There was an emergency ambulance parked at the corner of the Rue Couraye and the Rue Paul Poirier, complete with blue flashing light. There wasn’t anyone in attendance though and I couldn’t see where they had gone.
On the corner of the Rue Lecampion I had to go to the pharmacy. The nurse this morning asked me to ask them for a container to deposit my discarded needles. He usually takes them away but I imagine that he’s being overloaded right now. I’ve “had the summons” to have my fourth Covid injection (which he’ll be doing next time he passes) and if I’ve been summoned, so has everyone else.
There were several occasions where I had to stop to catch my breath, one of which was just by where there was some building work going on. We had a skip lorry with crane and another small lorry in attendance.
It’s one thing that I’ve noticed, that there seems to be more and more renovation work taking place about the town, either rebuilding or renovating existing apartments or building new ones.
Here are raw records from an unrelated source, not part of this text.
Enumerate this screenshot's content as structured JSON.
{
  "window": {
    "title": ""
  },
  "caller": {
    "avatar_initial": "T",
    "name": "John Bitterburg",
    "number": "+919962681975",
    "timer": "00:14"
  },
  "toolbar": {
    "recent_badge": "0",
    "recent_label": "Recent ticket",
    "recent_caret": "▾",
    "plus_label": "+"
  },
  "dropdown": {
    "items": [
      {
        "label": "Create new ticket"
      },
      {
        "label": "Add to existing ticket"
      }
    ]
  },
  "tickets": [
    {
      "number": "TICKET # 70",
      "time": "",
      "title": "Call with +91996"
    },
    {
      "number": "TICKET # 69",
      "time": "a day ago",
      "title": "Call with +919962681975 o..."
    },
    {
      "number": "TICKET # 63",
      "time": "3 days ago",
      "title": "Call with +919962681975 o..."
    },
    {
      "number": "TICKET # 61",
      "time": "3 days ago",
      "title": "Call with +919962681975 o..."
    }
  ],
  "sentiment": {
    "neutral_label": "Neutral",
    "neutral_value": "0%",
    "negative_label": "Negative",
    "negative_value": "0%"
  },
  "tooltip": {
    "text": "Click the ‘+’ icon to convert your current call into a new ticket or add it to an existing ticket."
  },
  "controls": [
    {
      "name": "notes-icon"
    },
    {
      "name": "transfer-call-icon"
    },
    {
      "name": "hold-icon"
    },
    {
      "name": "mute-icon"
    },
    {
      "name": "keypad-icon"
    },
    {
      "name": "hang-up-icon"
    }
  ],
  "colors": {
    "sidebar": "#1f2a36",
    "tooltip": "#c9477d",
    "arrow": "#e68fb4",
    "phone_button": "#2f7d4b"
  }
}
It’s quite a boom business now, but I bet that it’s not going to result in many more permanent homes. Holiday accommodation and Air B&B lets seem to be the way that things are going, pricing permanent residents out of the market.
This involves school kids being taken out of their normal environment to experience life elsewhere. And here is one such class, all congregating underneath the tree by the drawbridge into the walled city while someone was telling them all about the French Revolution.
The walled city is quite important because revolutionary forces defended it against counter-revolutionaries in a famous battle during the Revolution.
The conversation sounded quite interesting and I was in half a mind to hang around and hear the end of it but I was gripped by a raging thirst and wanted to go home.
Plenty of people down there sunning themselves on the sand and a couple of people out there on a zodiac. But no-one brave enough to go in the water, which was a surprise because it’s a lovely afternoon right now.
Back here I had a coffee and then listened to the dictaphone to find out where I’ve been during the night. I was starting to shave myself with an electric razor last night but no matter how hard I tried, it hardly made any impact at all. I was there for hours trying to shave my face but there was very little hair coming off. I thought that I was going to be here for hours but I had to do it. Now that I’d started, it would look a mess if I only were to do a bit of it. After about an hour I had a feel of my face. There was still plenty on it in places. There was a knock at the door and a girl came in carrying my breakfast. I was lying on the floor trying to do my face so she didn’t see me at first. Eventually she put down the tray and we had a chat. I offered her some of my breakfast but I was still concerned about this shaving and getting my face done so I could hurry up and go out.
Having listened to the radio programmes that I prepared today, I went for tea. Pie with veg and gravy.
And now that I’ve written my notes I’m off to bed. I have a Welsh lesson tomorrow so I need to be on form. But there’s not much danger of that.